To locate asteroid Vesta, look to the eastern sky and locate the constellation of Leo the Lion. Next, locate the brightest star, Regulus, which is a simple task as it is many times brighter than neighbouring stars. Move your field of view in a northerly direction until you land at the double star called Algieba.
On Feb. 16, asteroid Vesta is one quarter of a degree under this cool double star making it easy to find.
So, after all this, what can you see? The last time I took a peek even in my big telescope, at high power, on a clear night, all I could see was a small pinpoint of light that looked like a distant star.
You have to realize that although asteroid Vesta is 530 kilometres in diameter and classified as one of the big four, it is also very distant.

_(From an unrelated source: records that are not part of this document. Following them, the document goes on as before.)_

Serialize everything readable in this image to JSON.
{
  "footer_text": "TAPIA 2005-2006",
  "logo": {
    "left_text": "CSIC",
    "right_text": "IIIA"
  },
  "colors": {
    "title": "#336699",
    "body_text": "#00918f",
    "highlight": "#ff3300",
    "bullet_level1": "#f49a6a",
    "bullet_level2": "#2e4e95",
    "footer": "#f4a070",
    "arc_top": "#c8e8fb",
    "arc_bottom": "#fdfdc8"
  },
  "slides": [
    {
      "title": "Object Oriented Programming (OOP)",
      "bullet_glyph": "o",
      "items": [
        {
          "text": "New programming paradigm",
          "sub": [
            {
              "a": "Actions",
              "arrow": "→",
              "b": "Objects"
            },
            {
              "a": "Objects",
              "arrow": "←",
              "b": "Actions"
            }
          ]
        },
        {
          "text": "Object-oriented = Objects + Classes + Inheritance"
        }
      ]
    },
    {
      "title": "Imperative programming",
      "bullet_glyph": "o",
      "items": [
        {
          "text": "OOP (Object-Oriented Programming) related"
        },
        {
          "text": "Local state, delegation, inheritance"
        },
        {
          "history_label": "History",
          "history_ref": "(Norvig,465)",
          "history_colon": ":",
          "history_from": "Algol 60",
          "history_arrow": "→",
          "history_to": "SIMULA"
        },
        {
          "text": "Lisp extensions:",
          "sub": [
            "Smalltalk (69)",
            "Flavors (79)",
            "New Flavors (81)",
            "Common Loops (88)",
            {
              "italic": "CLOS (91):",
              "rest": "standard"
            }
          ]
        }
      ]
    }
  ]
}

If nothing else, you can always say you have actually seen an asteroid … how many people can say that?
Though the weather has been trying on our patience, there have been a few brief moments of clear viewing, mostly done with my little refractor late at night. With the warmer weather, we are getting more cloudy nights. When it is clear — I have to admit I certainly don’t mind –10 verses the usual –30 — it makes observing a much more enjoyable experience.
So take some time, a lawn chair, a pair of binoculars and a Sky News magazine, and head outside to check out those amazing Yukon Night Skies.
Clear Skies, from James “Deep Sky” Cackette.